Left alone for a moment by the sister on duty, Madame Caroline had just approached a window to watch the children playing below, when the crystalline voices of some little girls in the adjoining infirmary attracted her. The door was half open; she could witness the scene without being noticed. This infirmary was a very cheerful room, with its white walls and its four beds draped with white curtains. A broad sheet of sunlight was gilding all the whiteness, a blooming of lilies, as it were, in the warm atmosphere. In the first bed on the left she clearly recognised Madeleine, the little convalescent whom she had seen there, eating bread and jam, on the day when she had brought Victor to the Institute. The child was always falling ill, consumed by the alcoholism of her race, so poor in blood, too, that, with her large womanly eyes, she was as slender and pale as the saints that one sees in stained-glass windows.

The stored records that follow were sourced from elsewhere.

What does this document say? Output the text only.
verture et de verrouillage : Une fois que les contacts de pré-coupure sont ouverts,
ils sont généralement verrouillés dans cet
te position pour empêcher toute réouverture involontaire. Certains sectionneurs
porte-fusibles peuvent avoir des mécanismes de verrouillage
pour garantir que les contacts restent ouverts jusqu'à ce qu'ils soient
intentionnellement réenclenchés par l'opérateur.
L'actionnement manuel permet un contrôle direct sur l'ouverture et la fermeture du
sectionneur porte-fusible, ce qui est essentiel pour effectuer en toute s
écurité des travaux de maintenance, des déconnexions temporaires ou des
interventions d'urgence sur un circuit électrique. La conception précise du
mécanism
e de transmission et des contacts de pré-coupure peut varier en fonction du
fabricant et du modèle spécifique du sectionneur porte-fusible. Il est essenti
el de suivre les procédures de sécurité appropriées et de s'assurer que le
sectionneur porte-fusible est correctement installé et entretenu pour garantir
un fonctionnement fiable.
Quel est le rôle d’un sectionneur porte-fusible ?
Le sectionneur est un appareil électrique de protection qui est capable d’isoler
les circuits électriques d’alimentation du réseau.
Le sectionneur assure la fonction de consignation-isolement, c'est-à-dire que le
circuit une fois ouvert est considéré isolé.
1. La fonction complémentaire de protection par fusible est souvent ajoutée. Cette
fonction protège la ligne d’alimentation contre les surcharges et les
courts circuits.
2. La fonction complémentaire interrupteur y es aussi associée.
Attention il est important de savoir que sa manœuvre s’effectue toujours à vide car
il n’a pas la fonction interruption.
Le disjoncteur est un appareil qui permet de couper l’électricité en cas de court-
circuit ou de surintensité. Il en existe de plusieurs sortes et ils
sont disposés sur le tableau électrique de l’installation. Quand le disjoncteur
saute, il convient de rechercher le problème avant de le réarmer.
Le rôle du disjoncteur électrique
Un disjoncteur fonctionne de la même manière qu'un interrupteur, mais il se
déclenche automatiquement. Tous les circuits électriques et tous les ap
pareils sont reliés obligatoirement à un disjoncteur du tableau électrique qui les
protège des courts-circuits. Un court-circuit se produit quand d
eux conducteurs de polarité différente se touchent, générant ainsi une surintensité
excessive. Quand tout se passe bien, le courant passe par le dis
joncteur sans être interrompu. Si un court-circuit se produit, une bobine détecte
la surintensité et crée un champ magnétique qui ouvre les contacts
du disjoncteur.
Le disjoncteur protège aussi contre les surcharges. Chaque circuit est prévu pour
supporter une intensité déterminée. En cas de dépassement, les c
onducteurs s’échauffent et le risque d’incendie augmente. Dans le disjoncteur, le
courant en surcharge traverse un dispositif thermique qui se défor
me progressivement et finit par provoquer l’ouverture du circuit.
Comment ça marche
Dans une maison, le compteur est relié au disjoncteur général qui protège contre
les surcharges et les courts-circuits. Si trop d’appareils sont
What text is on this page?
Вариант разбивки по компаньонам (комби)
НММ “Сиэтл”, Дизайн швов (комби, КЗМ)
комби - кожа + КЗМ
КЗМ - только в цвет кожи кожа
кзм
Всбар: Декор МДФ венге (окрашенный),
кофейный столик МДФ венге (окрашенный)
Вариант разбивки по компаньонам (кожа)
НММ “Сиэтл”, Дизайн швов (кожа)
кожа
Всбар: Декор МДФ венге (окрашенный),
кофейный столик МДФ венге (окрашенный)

She was now thirteen years old, and quite alone in the world, her mother having died from violence during a drunken orgy. And Madeleine it was who, kneeling in the middle of her bed in her long white nightdress, with her fair hair streaming over her shoulders, was teaching a prayer to three little girls occupying the three other beds.
‘Join your hands like this, open your hearts very wide.’
The three little girls were also kneeling amid their bedclothes. Two of them were between eight and ten years old, the third was not yet five. In their long white nightdresses, with their frail hands clasped and their serious and ecstatic faces, one would have taken them for little angels.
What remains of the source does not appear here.